- Location: Fauquier County, Virginia
- Coordinates: 38°39′45″N 77°41′34″W﻿ / ﻿38.66250°N 77.69278°W
- Area: 271 acres (110 ha)
- Established: 1959
- Governing body: Virginia Department of Game and Inland Fisheries

= Weston Wildlife Management Area =

Protected area of Virginia, United States

Weston Wildlife Management Area is a 271 acre Wildlife Management Area (WMA) in Fauquier County, Virginia, near the town of Casanova. Although small in size compared to other WMAs in the state, it nevertheless features a variety of habitats, including hardwood forests along Turkey Run. Former tracts of farmland are reverting to cedar thickets, and there are a number of fields around the area as well, divided by well-maintained hedgerows. Turkey Run provides a water supply year-round, and forms the eastern boundary of the property. Within the area's boundaries is a 10 acre parcel of privately owned land.

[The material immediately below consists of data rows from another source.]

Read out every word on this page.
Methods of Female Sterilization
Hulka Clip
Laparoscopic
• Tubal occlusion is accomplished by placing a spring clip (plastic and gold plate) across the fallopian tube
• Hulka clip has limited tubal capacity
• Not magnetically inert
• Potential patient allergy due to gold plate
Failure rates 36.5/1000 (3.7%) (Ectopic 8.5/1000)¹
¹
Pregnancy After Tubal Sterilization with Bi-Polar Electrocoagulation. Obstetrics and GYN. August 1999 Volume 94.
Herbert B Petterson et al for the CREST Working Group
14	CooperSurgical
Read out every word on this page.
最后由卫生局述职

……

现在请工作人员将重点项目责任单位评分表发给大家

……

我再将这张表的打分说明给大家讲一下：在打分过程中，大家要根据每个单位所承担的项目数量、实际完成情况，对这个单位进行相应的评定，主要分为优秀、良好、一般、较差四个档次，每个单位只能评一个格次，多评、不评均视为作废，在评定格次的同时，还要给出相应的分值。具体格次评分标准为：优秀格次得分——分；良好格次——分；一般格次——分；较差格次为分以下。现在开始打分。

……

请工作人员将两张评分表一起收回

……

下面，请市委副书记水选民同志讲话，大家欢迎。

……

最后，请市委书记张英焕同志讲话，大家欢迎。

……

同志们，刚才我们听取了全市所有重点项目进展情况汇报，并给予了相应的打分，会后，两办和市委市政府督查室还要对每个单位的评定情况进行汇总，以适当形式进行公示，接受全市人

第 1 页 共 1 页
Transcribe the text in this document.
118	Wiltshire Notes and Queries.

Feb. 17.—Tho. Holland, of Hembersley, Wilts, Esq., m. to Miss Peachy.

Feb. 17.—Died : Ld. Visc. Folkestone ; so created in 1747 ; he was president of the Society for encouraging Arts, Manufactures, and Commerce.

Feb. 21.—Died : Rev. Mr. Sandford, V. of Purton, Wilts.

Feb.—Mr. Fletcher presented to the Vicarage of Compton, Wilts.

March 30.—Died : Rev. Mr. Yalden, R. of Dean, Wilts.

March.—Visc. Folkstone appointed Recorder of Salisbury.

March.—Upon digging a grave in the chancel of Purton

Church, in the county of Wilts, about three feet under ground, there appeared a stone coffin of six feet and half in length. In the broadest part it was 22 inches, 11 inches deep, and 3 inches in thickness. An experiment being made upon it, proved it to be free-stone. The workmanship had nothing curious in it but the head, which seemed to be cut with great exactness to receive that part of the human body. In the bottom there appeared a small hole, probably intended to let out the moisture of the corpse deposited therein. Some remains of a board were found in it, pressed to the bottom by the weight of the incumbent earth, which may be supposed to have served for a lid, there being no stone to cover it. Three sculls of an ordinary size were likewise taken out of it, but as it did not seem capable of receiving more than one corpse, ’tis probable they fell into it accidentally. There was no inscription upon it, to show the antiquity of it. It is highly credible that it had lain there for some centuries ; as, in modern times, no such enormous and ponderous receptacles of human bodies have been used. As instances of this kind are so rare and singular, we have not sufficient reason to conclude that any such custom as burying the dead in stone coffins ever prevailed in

Weston WMA is owned and maintained by the Virginia Department of Game and Inland Fisheries. The area is open to the public for fishing, hiking, horseback riding, and primitive camping. Firearms are not permitted, although a "chase-only" season is available for training hunting hounds. Access for persons 17 years of age or older requires a valid hunting or fishing permit, or a WMA access permit.